Do you see SO PURE as a departure from your debut release, or a continuation of earlier work?
SO PURE is the next natural progression of my self titled debut, which was produced by my dear friend Adrienne Teicher. She arranged the synths and drums in 4 days and I feel it sonically stands the test of time. And by that I mean it sounds like it comes from the 80s! Which is fertile ground for the synthwave and postpunk sounds I love. The new album is much darker thematically than the first and I doubt I could ever write anything darker. I hope I will never have to! I also produced it myself, so it sounds quite different from the first album. My subject material for writing music almost never changes, the majority of the songs are about loss, unfulfilled desires and, of course, death. I would like to deal with more political themes in my future work.
Is there a conceptual thread or recurring theme that runs through SO PURE?
This album was written as a tribute to my ex Gentle who died in 2015 in Berlin. It was a very bad time, I’m grateful to be on the other side of it now. Writing and performing this album has been a catharsis. It's also my way to remember him and a time capsule. This album is mainly themed around death, trauma, nihilism and despair. It's darkwave.
And finally, are there other Melbourne artists/bands, and/or developments in the local underground scene, that you excited about right now?

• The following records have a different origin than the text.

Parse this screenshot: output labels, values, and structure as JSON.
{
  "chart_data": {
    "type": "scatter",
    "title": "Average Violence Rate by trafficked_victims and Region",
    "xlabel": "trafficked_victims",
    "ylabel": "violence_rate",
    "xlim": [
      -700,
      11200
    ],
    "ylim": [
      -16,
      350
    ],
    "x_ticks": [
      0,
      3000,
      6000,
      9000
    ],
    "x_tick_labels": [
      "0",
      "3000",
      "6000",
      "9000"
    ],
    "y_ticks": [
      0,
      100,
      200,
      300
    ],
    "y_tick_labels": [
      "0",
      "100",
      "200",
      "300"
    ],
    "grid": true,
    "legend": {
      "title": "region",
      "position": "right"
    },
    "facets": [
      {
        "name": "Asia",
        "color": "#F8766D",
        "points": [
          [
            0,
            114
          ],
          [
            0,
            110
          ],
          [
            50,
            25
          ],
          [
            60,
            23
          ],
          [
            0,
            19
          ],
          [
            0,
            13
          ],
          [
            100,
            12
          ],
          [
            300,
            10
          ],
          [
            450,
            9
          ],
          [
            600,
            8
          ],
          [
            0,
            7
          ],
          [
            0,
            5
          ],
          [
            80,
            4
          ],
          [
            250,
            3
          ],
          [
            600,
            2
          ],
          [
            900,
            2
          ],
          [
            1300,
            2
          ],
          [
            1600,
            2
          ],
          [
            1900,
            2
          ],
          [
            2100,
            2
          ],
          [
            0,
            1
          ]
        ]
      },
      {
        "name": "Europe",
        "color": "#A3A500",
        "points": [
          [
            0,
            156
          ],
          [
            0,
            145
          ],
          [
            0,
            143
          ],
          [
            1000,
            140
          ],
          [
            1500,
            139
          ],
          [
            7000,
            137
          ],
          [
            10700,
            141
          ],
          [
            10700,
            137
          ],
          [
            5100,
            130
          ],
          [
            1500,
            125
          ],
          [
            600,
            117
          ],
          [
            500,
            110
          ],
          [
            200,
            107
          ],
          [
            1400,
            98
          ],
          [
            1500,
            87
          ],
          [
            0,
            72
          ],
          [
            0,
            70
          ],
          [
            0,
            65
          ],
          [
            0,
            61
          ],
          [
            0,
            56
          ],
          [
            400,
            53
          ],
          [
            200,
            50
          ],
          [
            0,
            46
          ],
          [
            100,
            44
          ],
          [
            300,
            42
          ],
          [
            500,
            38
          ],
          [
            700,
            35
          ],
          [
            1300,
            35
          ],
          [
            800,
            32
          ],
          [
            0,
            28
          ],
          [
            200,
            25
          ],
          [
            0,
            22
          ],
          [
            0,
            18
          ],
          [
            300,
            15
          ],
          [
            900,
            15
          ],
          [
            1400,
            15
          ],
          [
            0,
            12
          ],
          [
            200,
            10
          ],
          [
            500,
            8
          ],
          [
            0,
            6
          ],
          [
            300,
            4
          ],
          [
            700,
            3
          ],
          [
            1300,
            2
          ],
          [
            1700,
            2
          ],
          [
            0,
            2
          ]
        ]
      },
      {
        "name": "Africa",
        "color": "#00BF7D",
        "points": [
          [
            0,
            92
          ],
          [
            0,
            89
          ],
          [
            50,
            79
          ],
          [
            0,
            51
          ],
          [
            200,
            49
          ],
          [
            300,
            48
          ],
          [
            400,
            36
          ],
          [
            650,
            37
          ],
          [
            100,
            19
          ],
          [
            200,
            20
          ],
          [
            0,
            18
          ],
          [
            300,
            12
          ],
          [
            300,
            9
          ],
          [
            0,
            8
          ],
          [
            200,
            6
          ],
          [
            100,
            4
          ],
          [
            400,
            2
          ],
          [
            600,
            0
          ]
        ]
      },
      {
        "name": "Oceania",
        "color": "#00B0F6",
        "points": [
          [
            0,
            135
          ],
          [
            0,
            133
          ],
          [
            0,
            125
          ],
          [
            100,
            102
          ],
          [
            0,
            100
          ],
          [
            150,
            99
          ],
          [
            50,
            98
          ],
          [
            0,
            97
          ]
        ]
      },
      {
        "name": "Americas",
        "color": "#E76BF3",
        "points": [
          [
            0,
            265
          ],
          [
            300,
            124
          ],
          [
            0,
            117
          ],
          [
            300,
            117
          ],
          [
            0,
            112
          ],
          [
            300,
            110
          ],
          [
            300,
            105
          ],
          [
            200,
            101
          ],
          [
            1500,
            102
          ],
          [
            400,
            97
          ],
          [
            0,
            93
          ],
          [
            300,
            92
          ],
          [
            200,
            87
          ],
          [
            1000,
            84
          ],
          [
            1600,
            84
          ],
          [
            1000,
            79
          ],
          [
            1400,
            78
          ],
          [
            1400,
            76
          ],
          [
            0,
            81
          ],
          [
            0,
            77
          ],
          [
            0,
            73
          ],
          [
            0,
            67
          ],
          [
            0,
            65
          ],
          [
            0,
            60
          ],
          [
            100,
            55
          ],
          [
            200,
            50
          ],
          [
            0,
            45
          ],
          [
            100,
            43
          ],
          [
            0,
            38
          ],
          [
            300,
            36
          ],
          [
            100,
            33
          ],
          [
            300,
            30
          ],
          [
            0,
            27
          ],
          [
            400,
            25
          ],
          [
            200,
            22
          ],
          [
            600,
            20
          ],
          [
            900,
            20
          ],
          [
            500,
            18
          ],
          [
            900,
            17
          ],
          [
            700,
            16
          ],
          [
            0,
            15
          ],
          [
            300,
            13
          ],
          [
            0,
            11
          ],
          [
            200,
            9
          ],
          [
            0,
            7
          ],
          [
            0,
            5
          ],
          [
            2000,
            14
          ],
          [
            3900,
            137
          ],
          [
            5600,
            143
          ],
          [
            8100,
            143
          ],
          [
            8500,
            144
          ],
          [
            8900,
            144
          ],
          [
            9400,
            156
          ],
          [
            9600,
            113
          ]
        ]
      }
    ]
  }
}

I adore Bitumen. They were one of the first bands I saw when I came here, it gave me hope! They were so sharp and young and cutting edge, it made me feel the connection to the power of the underground. I love the duo OV PAIN who relocated here from NZ, they make evolving psychedelic darkwave. Their work ethic is incredible. I love Second Sight, it's like the Pet Shop Boys had a rotten bender in the dark rooms at Berghain and wrote music about it. Similar bands like Habits and Rebel Yell have been my gateway to techno here, a genre I resisted for many years. Nun, fronted by Jenny Brannigan are local legends who write synth punk who I deeply admire. I’m very excited to be playing their record release this November. Jack Siren, the songwriter of my other band Dark Water is an enormous talent who I feel privileged to work with. He is one of the best song writers I’ve ever encountered. Geryon is a super amazing musician and producer, their production is super hot. How can I not mention the incredible RVG! Led by Romy Vager, every show I’ve seen of them feels like watching a historic event. Most beautiful tunes. Divide and Dissolve are epicly good! Their live shows are body shaking. Slow doom drone with virtuoso level clarinet. They are visionaries and we’re on the same label! Ella Stiles is at the forefront of the experimental / pop underground scene, her voice reminds me of 80s Kate Bush. Her stuff is amazing and evolving. KT Spit is a cult favourite and I used the same sound engineer for the mix (Ruby Burns) as her first album Combluotion.
There are so many good bands happening here, it is difficult to list them all!! Embedded Figures is amazing, 80s French sounding coldwave. InfraGhosts is doing really exciting/strong/danceable 80s darkwave and she tears it up onstage. IT Records has been releasing cool stuff for years, so has Chapter Music. Ångström Space is a new record label to watch out for. They put on events with a mix of post-punk/darkwave/punk/new wave/experimental bands. I think the thread of all these bands is that they are part of the expansive underground scene, the same one I know from the EU. It makes me feel connected to the underground, even physically isolated in this massive country! The underground is real, its tangible, its a community. It keeps me alive, its magic.